The New Yorker:

Why Western writers have shrouded the history of Rapa Nui in myth and mystery.

By Margaret Talbot

Finding out what actually happened in the deep past can be a slog, so when ancient history is packaged as mystery—spine-tingling but solvable—it’s hard to resist. Who doesn’t want to know how a lost civilization got lost, or where it might be hiding? The trouble is that what gets touted as a lost civilization often turns out to have been there all along. The people who can’t or won’t see the continuity in front of them have typically been European adventurers or armchair archeologists, busy spinning dismissive theories about the cultures of non-Europeans.

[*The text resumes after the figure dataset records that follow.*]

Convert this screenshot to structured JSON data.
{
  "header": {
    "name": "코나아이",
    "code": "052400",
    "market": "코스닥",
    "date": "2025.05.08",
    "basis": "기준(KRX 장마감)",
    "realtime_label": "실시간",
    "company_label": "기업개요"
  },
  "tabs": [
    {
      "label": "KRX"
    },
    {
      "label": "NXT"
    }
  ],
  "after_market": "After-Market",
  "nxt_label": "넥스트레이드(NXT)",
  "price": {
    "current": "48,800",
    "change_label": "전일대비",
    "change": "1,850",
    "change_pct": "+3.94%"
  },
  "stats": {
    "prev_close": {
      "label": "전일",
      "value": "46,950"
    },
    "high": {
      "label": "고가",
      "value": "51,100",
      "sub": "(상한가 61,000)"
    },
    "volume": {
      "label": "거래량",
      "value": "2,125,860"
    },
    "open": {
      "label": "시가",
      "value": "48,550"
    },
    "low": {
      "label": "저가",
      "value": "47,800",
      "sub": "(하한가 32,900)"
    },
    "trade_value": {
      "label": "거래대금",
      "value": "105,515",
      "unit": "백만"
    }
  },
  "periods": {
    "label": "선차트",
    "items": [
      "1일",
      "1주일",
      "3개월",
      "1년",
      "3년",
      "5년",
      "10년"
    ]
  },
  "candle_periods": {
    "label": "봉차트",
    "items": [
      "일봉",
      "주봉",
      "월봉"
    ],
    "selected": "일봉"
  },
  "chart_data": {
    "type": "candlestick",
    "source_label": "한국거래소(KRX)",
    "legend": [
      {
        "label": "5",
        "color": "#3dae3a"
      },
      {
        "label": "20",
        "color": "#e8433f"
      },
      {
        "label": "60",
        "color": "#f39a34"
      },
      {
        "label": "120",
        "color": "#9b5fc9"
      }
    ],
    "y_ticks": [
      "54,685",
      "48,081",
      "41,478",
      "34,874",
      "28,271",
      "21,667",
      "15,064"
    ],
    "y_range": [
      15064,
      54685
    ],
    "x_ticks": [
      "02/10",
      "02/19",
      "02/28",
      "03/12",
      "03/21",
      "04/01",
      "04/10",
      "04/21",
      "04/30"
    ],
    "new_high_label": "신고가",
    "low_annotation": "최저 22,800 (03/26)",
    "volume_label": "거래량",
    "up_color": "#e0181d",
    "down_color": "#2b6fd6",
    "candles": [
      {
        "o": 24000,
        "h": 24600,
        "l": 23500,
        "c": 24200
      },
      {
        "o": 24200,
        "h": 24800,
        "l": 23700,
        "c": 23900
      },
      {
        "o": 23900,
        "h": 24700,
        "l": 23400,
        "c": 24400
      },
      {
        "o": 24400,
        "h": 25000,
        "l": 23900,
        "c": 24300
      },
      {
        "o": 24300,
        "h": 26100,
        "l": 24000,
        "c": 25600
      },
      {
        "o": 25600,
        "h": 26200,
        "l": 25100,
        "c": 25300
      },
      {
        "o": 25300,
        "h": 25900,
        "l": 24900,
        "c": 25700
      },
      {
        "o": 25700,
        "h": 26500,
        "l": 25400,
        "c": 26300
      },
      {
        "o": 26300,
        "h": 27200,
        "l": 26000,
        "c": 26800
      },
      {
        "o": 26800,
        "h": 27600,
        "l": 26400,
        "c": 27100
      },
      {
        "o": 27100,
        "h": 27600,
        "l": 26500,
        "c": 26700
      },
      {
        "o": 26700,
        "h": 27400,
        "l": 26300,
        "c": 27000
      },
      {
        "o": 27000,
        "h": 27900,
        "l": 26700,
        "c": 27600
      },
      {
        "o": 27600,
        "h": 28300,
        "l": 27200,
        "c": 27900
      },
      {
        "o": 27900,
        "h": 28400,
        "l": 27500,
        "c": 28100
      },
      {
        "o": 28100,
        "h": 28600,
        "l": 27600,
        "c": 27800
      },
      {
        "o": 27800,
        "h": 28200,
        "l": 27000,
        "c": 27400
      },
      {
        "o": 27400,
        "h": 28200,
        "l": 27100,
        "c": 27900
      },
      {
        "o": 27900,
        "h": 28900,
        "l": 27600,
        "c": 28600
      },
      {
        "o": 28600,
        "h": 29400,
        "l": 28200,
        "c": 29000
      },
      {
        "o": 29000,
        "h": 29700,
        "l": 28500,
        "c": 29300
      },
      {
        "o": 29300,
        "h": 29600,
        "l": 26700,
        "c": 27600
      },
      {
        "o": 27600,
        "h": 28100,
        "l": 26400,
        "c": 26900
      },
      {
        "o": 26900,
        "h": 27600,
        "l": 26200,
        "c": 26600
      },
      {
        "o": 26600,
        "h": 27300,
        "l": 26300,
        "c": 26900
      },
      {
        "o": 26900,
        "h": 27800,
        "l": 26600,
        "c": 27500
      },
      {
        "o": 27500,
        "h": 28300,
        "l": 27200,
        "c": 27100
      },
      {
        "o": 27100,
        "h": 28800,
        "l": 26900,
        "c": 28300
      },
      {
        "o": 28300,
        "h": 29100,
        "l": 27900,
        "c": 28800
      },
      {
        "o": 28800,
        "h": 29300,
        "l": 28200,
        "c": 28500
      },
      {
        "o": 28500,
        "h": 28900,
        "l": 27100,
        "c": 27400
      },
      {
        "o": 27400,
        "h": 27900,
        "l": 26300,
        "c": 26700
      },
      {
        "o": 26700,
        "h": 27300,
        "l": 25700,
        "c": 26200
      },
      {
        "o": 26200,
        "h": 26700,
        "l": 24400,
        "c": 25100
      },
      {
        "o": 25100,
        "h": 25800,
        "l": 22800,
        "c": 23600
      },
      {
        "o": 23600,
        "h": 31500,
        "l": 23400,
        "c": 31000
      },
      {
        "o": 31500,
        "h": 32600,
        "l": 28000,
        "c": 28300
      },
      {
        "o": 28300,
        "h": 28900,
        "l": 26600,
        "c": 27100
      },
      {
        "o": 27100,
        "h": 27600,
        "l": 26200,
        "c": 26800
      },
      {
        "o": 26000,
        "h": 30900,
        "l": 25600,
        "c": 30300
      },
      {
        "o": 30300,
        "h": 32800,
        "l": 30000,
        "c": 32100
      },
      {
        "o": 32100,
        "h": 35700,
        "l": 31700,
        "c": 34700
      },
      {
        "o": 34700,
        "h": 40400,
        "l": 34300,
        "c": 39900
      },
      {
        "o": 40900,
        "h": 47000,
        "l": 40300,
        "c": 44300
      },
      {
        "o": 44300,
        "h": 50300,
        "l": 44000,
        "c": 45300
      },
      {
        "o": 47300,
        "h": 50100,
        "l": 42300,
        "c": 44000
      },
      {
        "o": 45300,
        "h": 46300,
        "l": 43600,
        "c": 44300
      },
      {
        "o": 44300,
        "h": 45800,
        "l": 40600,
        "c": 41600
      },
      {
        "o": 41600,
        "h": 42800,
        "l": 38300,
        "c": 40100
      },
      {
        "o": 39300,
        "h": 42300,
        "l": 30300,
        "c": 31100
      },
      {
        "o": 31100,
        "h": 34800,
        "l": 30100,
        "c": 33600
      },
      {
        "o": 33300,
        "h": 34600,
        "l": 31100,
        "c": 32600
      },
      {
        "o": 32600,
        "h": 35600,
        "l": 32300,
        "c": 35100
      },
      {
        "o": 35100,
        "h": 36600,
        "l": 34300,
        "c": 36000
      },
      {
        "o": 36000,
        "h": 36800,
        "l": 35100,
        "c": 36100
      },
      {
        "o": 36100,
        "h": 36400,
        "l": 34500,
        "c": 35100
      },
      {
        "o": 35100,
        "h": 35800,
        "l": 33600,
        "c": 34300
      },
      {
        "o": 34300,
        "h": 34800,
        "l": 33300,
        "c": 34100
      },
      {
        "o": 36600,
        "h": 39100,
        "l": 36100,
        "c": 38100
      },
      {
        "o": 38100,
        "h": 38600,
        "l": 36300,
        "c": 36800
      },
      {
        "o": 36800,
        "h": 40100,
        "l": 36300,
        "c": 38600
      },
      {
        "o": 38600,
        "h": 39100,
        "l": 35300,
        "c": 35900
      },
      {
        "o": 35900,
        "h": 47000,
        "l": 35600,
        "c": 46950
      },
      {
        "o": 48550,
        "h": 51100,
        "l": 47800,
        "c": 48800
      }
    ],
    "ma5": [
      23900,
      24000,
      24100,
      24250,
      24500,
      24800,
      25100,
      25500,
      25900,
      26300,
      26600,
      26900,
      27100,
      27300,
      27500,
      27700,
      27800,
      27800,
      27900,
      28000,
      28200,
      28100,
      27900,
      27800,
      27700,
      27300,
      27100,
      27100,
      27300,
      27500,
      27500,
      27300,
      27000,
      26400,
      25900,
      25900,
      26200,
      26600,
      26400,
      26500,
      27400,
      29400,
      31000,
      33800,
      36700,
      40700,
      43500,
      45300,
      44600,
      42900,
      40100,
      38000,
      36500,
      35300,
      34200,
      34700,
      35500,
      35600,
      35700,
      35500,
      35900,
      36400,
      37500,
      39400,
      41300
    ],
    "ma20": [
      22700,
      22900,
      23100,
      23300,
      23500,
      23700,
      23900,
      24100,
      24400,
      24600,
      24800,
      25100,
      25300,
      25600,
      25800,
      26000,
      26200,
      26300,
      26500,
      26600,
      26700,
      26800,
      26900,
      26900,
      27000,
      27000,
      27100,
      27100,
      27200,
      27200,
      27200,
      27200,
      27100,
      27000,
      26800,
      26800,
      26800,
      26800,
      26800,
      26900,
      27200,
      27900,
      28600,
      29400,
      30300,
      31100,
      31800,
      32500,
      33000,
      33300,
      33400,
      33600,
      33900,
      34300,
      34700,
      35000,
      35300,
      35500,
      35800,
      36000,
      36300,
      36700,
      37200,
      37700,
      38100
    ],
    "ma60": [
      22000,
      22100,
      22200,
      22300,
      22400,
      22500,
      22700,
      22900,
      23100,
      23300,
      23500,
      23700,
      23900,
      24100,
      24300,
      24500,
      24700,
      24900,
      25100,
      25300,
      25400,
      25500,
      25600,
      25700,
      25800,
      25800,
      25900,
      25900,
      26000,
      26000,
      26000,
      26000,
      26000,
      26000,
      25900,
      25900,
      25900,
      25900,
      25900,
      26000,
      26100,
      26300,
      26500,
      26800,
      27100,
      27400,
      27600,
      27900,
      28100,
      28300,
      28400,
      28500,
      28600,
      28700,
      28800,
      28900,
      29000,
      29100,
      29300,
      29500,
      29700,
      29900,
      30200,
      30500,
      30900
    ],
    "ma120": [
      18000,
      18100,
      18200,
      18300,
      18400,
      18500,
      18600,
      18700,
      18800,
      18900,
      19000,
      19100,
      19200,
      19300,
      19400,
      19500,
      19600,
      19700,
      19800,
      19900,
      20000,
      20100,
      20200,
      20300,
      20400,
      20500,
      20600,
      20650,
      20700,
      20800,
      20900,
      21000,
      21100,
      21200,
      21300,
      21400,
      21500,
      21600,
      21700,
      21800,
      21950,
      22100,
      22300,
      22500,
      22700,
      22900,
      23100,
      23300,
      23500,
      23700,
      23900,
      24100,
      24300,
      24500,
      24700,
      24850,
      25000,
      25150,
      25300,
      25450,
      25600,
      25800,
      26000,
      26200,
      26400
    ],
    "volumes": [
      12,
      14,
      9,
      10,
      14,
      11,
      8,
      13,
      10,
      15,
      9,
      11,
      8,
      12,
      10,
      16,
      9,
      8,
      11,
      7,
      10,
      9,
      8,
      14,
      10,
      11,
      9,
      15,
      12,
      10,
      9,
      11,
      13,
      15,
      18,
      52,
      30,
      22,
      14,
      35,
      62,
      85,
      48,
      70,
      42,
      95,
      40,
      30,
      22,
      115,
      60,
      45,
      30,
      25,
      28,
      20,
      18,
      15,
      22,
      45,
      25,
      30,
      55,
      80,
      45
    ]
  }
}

The idea that the Pyramids of Egypt are so awesome they could only have been built by aliens is now a meme-able joke, fodder for Reddit debunkers and cheesy History Channel shows.

Still, the fancy persists, implanted like a microchip, ever since Erich von Däniken’s 1968 best-seller, “Chariots of the Gods,” begat the hugely popular 1973 television special “In Search of Ancient Astronauts.” Von Däniken argued that extraterrestrials must have visited Earth to lend a hand with various prehistoric undertakings—the Pyramids, the massive stone carvings of Easter Island, the Nazca Lines. What may have begun as trippy speculation fed on a darker premise: that the present-day peoples of Africa, Polynesia, or Latin America were simply not impressive enough to have had ancestors capable of such feats. (Stonehenge was the rare European site to make an appearance among von Däniken’s confounding examples.)